Researchers have discovered that inhibiting CDK9, a DNA transcription regulator, reactivates genes that have been epigenetically silenced by cancer. Reactivation leads to restored tumor suppressor gene expression and enhanced anti-cancer immunity. It is the first time this particular kinase has been linked to gene silencing in mammals. The paper appears in the journal Cell.
It has been established that epigenetic mediators of gene silencing present new targets for cancer drugs. CDK9 inhibition dephosphorylates the SWI/SNF protein BRG1, which contributes to gene reactivation.
The first author on the report, performed a live cell drug screen with genetic confirmation to identify CDK9 as a target and to develop and test an effective inhibitor - MC180295. This highly selective CDK9 inhibitor (MC180295, IC50 = 5 nM) has a broad anti-cancer activityin vitro and is effective in in vivo cancer models.

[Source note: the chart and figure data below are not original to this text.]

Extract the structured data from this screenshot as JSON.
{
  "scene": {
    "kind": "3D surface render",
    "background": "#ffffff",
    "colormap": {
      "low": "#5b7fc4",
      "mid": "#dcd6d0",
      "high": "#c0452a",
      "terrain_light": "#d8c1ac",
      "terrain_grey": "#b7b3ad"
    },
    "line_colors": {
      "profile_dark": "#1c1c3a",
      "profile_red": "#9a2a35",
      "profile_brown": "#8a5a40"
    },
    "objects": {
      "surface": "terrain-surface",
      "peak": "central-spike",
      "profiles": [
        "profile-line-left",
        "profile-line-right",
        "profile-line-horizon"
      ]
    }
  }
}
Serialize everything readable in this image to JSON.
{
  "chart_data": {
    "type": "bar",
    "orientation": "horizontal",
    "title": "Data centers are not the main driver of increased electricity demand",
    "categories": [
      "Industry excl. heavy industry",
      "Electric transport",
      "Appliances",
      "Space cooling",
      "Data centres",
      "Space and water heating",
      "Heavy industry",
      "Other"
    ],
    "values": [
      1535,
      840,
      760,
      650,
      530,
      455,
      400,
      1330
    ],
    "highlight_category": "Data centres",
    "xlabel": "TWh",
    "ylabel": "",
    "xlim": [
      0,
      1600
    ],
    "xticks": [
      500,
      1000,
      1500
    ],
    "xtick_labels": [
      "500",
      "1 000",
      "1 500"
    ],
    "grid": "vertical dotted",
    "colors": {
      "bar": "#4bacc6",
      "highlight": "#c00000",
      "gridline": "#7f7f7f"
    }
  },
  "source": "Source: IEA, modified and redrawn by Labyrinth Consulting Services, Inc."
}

The new drug is highly selective, potentially avoiding the side effects associated with inhibiting the cell cycle. In the study it showed broad effectiveness against cancer both in vitro and in vivo.
"In addition to reactivating tumor suppressor genes, CDK9 inhibition induces sensitivity to the immune checkpoint inhibitor α-PD-1 in vivo," said the author. "It is an excellent target for epigenetic cancer therapy."